Phil Levy, a trade adviser for the George W. Bush administration, said the president was most likely looking for a pretext to kill Nafta.
“Find me the last trade agreement that U.S. passed with the chamber in opposition,” Mr. Levy said. “You don’t have a chance. It’s hard enough with the U.S. Chamber in favor.”
The most controversial of the administration’s proposals, floated by Commerce Secretary Wilbur Ross, would incorporate a sunset clause in the deal, causing Nafta to automatically expire unless all three countries voted periodically to continue it. That provision has drawn swift condemnation from the chamber and other industry groups like the National Association of Manufacturers, which say that it would instill so much uncertainty in the future of Nafta that it would basically nullify the trade agreement.
Another contentious push by the United States centers on changing Nafta’s rules governing how much of a product needs to be made in North America in order to enjoy tariff-free trade between the countries. The United States is pushing for higher levels, including a requirement to make 85 percent of the value of automobiles and auto parts in North America, up from 62.5 percent currently, and an additional requirement for 50 percent of the value to come from the United States.
That has pitted some of the world’s biggest auto companies against the Trump administration. Industry representatives say such high and complex barriers could deter companies from manufacturing in the United States altogether.
The administration has also proposed limits on the number of federal government contracts that Mexican and Canadian companies can win, as well as significant changes to how disputes are resolved under Nafta.
Business groups say they are firmly opposed to an American push to curtail a provision called investor-state dispute settlement, which allows companies to sue Canada, Mexico and the United States for unfair treatment under Nafta. Meanwhile, Canada has said that it will not consider dispensing with another provision, Nafta’s Chapter 19, which allows countries to challenge each other’s anti-dumping and countervailing duty decisions before an independent panel.

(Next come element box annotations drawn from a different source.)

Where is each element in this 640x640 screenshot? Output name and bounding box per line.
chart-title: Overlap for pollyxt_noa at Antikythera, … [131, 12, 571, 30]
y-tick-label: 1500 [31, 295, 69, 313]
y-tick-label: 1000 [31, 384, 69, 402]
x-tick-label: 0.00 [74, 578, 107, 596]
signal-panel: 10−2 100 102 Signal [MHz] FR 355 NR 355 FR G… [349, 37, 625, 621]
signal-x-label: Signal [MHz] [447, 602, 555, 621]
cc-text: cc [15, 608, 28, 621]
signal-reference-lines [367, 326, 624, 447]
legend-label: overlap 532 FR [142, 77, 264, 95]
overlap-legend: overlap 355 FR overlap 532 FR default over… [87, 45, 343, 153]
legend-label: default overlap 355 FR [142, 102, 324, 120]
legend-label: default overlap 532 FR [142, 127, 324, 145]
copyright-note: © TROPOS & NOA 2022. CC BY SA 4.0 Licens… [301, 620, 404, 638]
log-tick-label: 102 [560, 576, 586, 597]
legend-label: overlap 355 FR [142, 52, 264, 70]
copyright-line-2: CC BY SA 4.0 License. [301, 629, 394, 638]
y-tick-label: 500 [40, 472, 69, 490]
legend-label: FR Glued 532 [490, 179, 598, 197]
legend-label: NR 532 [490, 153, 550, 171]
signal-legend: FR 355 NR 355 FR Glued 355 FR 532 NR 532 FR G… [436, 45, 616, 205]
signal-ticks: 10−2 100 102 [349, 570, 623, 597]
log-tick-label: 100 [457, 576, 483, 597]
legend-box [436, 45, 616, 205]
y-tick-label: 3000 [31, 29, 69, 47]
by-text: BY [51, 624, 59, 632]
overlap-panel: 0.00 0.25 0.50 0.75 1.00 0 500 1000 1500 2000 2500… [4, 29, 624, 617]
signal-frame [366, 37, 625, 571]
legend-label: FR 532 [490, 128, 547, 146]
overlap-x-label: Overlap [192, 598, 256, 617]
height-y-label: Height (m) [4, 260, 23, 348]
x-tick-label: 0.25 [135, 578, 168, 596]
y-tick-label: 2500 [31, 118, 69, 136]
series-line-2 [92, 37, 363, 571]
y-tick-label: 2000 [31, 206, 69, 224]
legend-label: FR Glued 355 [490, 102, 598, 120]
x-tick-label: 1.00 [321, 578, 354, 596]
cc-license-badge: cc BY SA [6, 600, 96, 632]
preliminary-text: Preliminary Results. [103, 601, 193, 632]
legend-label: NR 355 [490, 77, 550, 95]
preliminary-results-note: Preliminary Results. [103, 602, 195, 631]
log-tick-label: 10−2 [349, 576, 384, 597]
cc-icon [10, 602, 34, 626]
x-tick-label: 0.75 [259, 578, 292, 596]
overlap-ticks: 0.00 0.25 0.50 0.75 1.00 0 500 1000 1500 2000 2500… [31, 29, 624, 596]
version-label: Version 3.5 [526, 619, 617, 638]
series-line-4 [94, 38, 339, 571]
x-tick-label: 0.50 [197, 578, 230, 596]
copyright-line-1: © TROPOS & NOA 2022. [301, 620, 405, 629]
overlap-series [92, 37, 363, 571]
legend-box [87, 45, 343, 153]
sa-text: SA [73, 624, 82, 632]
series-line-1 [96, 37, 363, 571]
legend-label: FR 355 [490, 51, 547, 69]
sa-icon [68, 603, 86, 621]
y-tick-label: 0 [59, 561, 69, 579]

In his remarks Tuesday, Mr. Donohue called the administration’s proposed changes to these provisions “unnecessary and unacceptable.”
Mr. Donohue’s remarks followed a sharp exchange of words between the Chamber of Commerce, the country’s most powerful business lobby, and the Trump administration on Friday.
John Murphy, senior vice president of international policy for the chamber, said the administration’s proposals had “no identifiable constituency backing them” and had sparked “a remarkable degree of unity in their rejection.” He added that business leaders had perhaps never been at odds with an administration over a trade negotiation on so many fronts.
Hours later, the administration fired back.
“The president has been clear that Nafta has been a disaster for many Americans, and achieving his objectives requires substantial change,” said Emily Davis, a spokeswoman for the trade representative. “These changes of course will be opposed by entrenched Washington lobbyists and trade associations. We have always understood that draining the swamp would be controversial in Washington.”
Mr. Trump is known for taking a tough negotiating stance, and analysts said the administration might view its ambitious opening requests as a way to gain more leverage in the Nafta negotiations.
But Mr. Murphy and others in the business community cautioned that such an approach would probably be ill-fated. In both Canada and Mexico, Mr. Trump is unpopular, and caving to his demands could have devastating consequences for local politicians. Mexican government officials have repeatedly said they would not negotiate with a gun to the head.
“There’s an old adage in negotiations, never take a hostage you wouldn’t shoot,” Mr. Murphy said.